Updated: Nov 28, 2020
Do you remember the last time you listened to the birds? Or was it your phone chirping with new notifications? Have you stopped to sit at a public place, just to look around, without pulling out your phone?
The dawn of the smartphone changed the trajectory of our culture. A constant connection with the internet-world, and less connection to the people around us. Always something to be distracted with, our eyes always scanning, yet never beholding.
Does a mom of young kids yearn for silence? Or the one who working full-time, with a busy hockey season on the roll, seek out solitude? Where is the available time to step away from work and responsibilities for practicing stillness with the Lord?
We fear what others will think, what our family will say, will a spouse be supportive and could they manage with me away. It feels selfish. We make excuses. Life is busy. Maybe we are actually just afraid to be silent and still; our identity locked inside what we do. Perhaps we don’t think it’s important or valuable for our lives.
In her book, Invitation to Solitude and Silence: Experiencing God’s Transforming Presence, Ruth Haley Barton writes, “I believe silence is the most challenging, the most needed and the least experienced discipline among evangelical Christians today.”
And you have to wonder why. In the culture around us, there doesn’t seem to be a lot of voices advocating for solitude. There are always activities to go to, more work to be done, situations in life that need tending to. None of these are bad things, we are called to live full lives, poured out for others in service to the Lord.
But, what are the consequences of a soley hurry-up-and-go lifestyle?

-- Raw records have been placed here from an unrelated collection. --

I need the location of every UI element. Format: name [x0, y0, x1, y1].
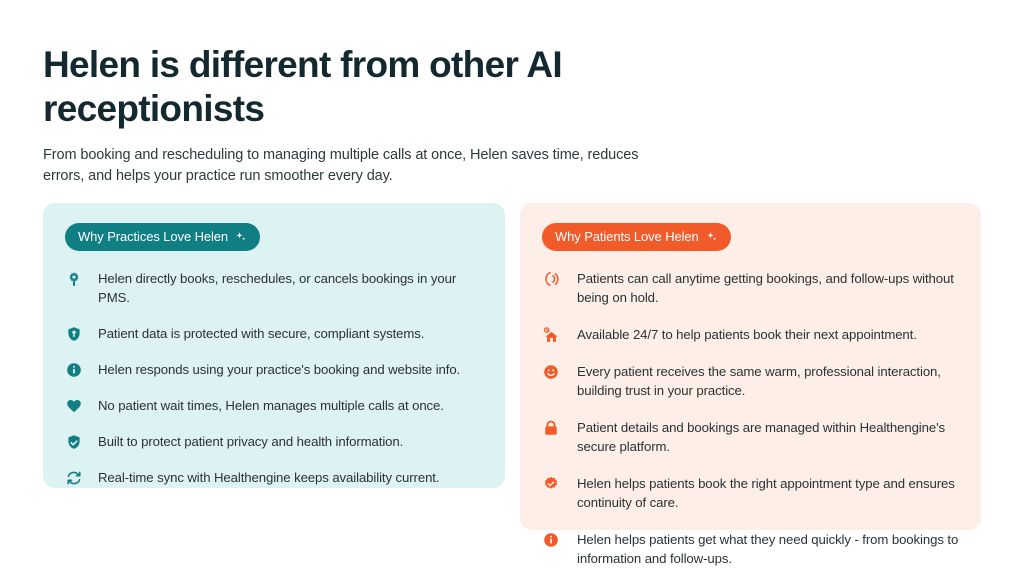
card-why-patients-love-helen: Why Patients Love Helen [520, 203, 981, 530]
list-item: Every patient receives the same warm, pr… [542, 362, 959, 400]
list-item-text: Patient data is protected with secure, c… [98, 324, 424, 343]
list-item: Helen responds using your practice's boo… [65, 360, 483, 379]
info-circle-icon [542, 531, 560, 549]
heart-icon [65, 397, 83, 415]
slide-root: Helen is different from other AI recepti… [0, 0, 1024, 576]
phone-ringing-icon [542, 270, 560, 288]
page-subtitle: From booking and rescheduling to managin… [43, 145, 663, 187]
list-item: Real-time sync with Healthengine keeps a… [65, 468, 483, 487]
list-item: Helen directly books, reschedules, or ca… [65, 269, 483, 307]
list-item-text: Real-time sync with Healthengine keeps a… [98, 468, 439, 487]
badge-label: Why Patients Love Helen [555, 229, 699, 244]
header: Helen is different from other AI recepti… [43, 43, 663, 187]
list-item-text: Helen helps patients book the right appo… [577, 474, 959, 512]
shield-check-icon [65, 433, 83, 451]
smiley-face-icon [542, 363, 560, 381]
list-item: Helen helps patients get what they need … [542, 530, 959, 568]
page-title: Helen is different from other AI recepti… [43, 43, 663, 131]
list-item-text: Built to protect patient privacy and hea… [98, 432, 403, 451]
feature-list-practices: Helen directly books, reschedules, or ca… [65, 269, 483, 487]
list-item-text: Patients can call anytime getting bookin… [577, 269, 959, 307]
sparkle-icon [706, 231, 718, 243]
info-circle-icon [65, 361, 83, 379]
list-item: Available 24/7 to help patients book the… [542, 325, 959, 344]
list-item: No patient wait times, Helen manages mul… [65, 396, 483, 415]
gear-icon [65, 270, 83, 288]
check-badge-icon [542, 475, 560, 493]
badge-why-patients-love-helen[interactable]: Why Patients Love Helen [542, 223, 731, 251]
sync-icon [65, 469, 83, 487]
list-item-text: Helen directly books, reschedules, or ca… [98, 269, 473, 307]
list-item: Patient data is protected with secure, c… [65, 324, 483, 343]
card-why-practices-love-helen: Why Practices Love Helen [43, 203, 505, 488]
list-item: Patients can call anytime getting bookin… [542, 269, 959, 307]
list-item: Built to protect patient privacy and hea… [65, 432, 483, 451]
badge-why-practices-love-helen[interactable]: Why Practices Love Helen [65, 223, 260, 251]
list-item-text: Every patient receives the same warm, pr… [577, 362, 959, 400]
list-item-text: Patient details and bookings are managed… [577, 418, 959, 456]
feature-list-patients: Patients can call anytime getting bookin… [542, 269, 959, 568]
badge-label: Why Practices Love Helen [78, 229, 228, 244]
list-item: Patient details and bookings are managed… [542, 418, 959, 456]
house-clock-icon [542, 326, 560, 344]
lock-icon [542, 419, 560, 437]
list-item: Helen helps patients book the right appo… [542, 474, 959, 512]
shield-icon [65, 325, 83, 343]
sparkle-icon [235, 231, 247, 243]
list-item-text: Available 24/7 to help patients book the… [577, 325, 917, 344]
list-item-text: No patient wait times, Helen manages mul… [98, 396, 444, 415]
list-item-text: Helen responds using your practice's boo… [98, 360, 460, 379]
list-item-text: Helen helps patients get what they need … [577, 530, 959, 568]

“We are starved for intimacy, to see and feel and know God in the very cells of our being. We are starved for rest, to know God beyond what we can do for him. We are starved for quiet, to hear the sound of sheer silence that is the presence of God himself.”
In the thralls of life, there is fullness, but there can be emptiness, and exhaustion. Here is where healthy rhythms of silence and solitude refresh, restore and reengage us with the Lord, as we rest our bodies, our minds and our souls from the dangerous waters of a hurr-up life, where we can be swept to and fro without any chance at reaching calmer seas; without an anchor to hold us down.
Reading this book caused me to sit down and ponder where my own crashing waves have been carrying me lately. Balancing life, family, work and kids is a full and blessed life. As I stopped to reflect, I was reminded of my longing for solitude and the refreshment it has provided for me in the past; the moments where God has met me, cared for me, led and guided me deeper into who He is.
“The invitation to solitude and silence is an invitation to all of this and the beauty of an invitation is that we really do have a choice.”
I resolved that I want to live a balanced life, and that means choosing to take time to be alone and still before the Lord. Often, for me, that happens daily when I wake up before the kids. It also happens by taking times of retreat, whether for a morning or a weekend, at regular times throughout the year, just to refresh and sit in His presence.
It was during our year of isolation protocol when I needed this so much. I remember Saturday mornings biking out of town to a beautiful gazebo that sits at a cemetery in the prairie fields; earbuds on, journal in hand. A time to sit and relish in His faithful Word, and in His eternal presence. These were some deeply healing times, in the riptides of a chaotic season.
There are many ways to incorporate healthy rhythms of solitude and silence into our life. What does it look like for you?
Have you taken some time lately to reflect on the rhythms and routines of your own life? Have you felt like you can’t catch your breath between moments? Is your body tired?
Take some time to reflect on your habits of silence and solitude. If this is new for you, pick up this book for practical ways to begin a journey into experiencing that rest in Him through a neglected, yet very needed spiritual discipline.